Aujourd'hui, j'ai un peu honte. Pas tellement d’avoir voter Hollande, je crois que je me suis fait une raison maintenant. Non, j'ai honte de laisser les ZADistes du Testet, ceux de Notre Dame des Landes, ou bien encore les Faucheurs Volontaires d'OGM et les opposants à la ferme des milles vaches agir pour mes idées, sans que je n'agisse avec eux. Au fond de moi s'insinue cette peur qu'ils ont réussi à m'instiller, celle de risquer quelque chose si je participe à une manifestation publique, celle de risquer d'être traduit en justice, de prendre des coups. L'objectif du pouvoir politique est atteint : nous faire taire, tuer la révolte dans l’œuf. Il est encore atteint au Testet : la zone humide est en grande partie détruite. Les experts du Ministères de l’Écologie semblent prêts à le dire : ce barrage est contestable, l'argent de la communauté va être utilisé pour l'intérêt de quelques particuliers, mais il est trop tard pour revenir en arrière.
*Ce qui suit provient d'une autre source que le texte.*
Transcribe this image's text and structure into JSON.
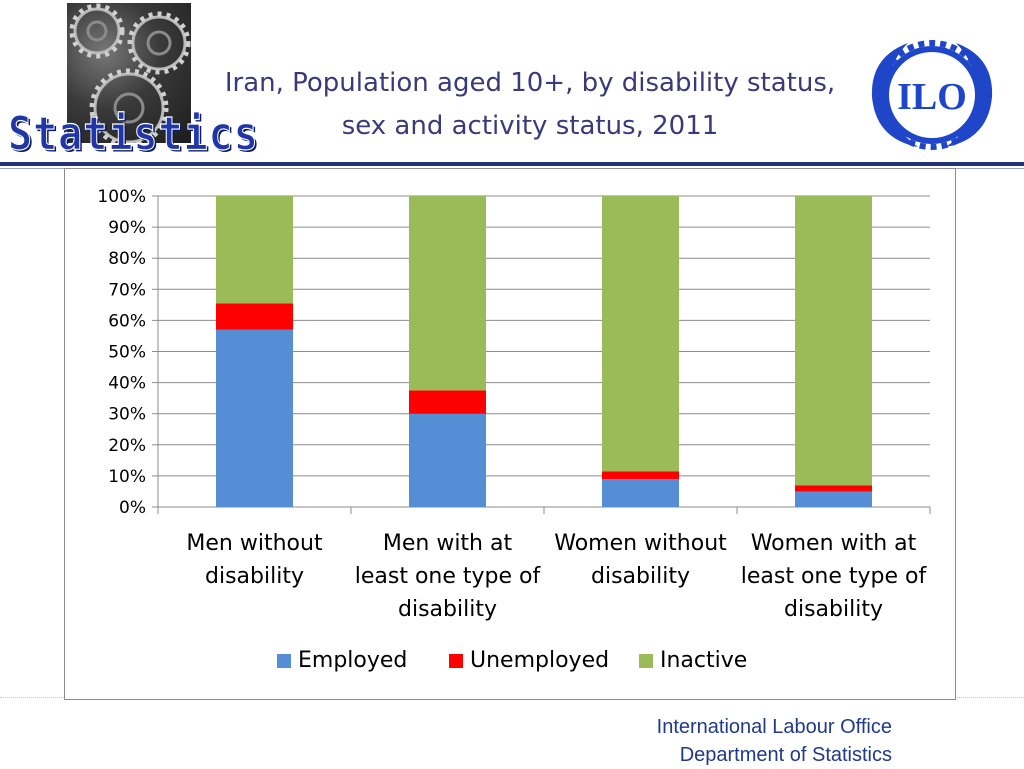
{
  "header": {
    "brand_word": "Statistics",
    "title_line1": "Iran, Population aged 10+, by disability status,",
    "title_line2": "sex and activity status, 2011",
    "logo_text": "ILO"
  },
  "footer": {
    "line1": "International Labour Office",
    "line2": "Department of Statistics"
  },
  "chart_data": {
    "type": "bar",
    "stacked": true,
    "percent": true,
    "categories": [
      [
        "Men without",
        "disability"
      ],
      [
        "Men with at",
        "least one type of",
        "disability"
      ],
      [
        "Women without",
        "disability"
      ],
      [
        "Women with at",
        "least one type of",
        "disability"
      ]
    ],
    "series": [
      {
        "name": "Employed",
        "color": "#558ED5",
        "values": [
          57,
          30,
          9,
          5
        ]
      },
      {
        "name": "Unemployed",
        "color": "#FF0000",
        "values": [
          8.5,
          7.5,
          2.5,
          2
        ]
      },
      {
        "name": "Inactive",
        "color": "#9BBB59",
        "values": [
          34.5,
          62.5,
          88.5,
          93
        ]
      }
    ],
    "ylim": [
      0,
      100
    ],
    "yticks": [
      "0%",
      "10%",
      "20%",
      "30%",
      "40%",
      "50%",
      "60%",
      "70%",
      "80%",
      "90%",
      "100%"
    ],
    "grid": true,
    "legend": "bottom"
  }
}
Je ne suis pas d'accord. Nous ne devons pas poursuivre des projets parce qu'on les a entamés, s'ils ne portent pas d'intérêt. Nous ne devons pas non plus laisser la rue aux imbéciles, et rester chez nous parce qu'il y a des risques de débordement. Nous ne devons pas laisser la mort de Rémi impunie, et lutter pour que toute la lumière et la justice soit faite.